The results show that as a result of reduced food supply, global seafloor biomass will decline by 5.2 per cent, with the loss of marine life weighing more than every person on the planet, say the researchers. In addition to smaller populations, individuals will also be affected; because larger creatures need more energy, seafloor animals will tend to become smaller as food becomes less available. Those living in the deepest waters, in the abyssal (greater than 3 000 metres deep) and hadal zones (greater than 6,000 metres) will be most affected.
The model predictions show that the Atlantic, Pacific and Indian Oceans will see significant losses of biomass and the northeast Atlantic Ocean in particular will experience large decreases. In fact, on the large Porcupine Abyssal Plain in the northeast Atlantic, biomass could decrease by as much as 38 per cent. In the Southern and Arctic Oceans of the polar regions, seafloor biomass is expected to increase; however, this will not be sufficient to counterbalance the negative effects felt elsewhere.

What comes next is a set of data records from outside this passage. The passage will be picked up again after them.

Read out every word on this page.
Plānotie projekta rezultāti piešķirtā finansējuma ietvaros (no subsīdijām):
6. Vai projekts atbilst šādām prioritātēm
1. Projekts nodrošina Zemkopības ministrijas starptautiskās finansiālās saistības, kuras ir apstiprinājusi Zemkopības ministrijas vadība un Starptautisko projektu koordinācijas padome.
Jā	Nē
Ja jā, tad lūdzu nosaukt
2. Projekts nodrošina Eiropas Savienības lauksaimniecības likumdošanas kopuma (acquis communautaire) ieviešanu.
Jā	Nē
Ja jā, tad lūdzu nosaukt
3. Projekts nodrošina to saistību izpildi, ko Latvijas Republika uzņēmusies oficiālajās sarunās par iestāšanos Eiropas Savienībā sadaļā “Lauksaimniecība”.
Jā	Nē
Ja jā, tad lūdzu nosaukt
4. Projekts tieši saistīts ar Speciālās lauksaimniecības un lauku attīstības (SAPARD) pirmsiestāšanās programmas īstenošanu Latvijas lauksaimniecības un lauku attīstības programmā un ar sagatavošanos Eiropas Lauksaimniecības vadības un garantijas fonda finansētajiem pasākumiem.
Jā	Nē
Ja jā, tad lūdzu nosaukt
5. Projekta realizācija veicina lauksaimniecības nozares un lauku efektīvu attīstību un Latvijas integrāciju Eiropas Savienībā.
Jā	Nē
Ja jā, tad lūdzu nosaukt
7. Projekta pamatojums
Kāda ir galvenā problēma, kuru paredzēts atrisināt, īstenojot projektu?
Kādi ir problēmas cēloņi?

The researchers also found that over 80 per cent of deep-sea biodiversity hotspots, such as cold water coral reefs and underwater mountains and canyons, could experience significant declines in biomass. For example, cold-water coral reefs could suffer biomass losses of more than eight per cent with the effects causing long-term damage, particularly when combined with the impacts of projected ocean acidification, and canyons could lose more than five per cent of their current biomass. This could affect deep-sea fishing, for example, on the major fishing grounds along the underwater mountains of the North Atlantic and South Pacific Oceans.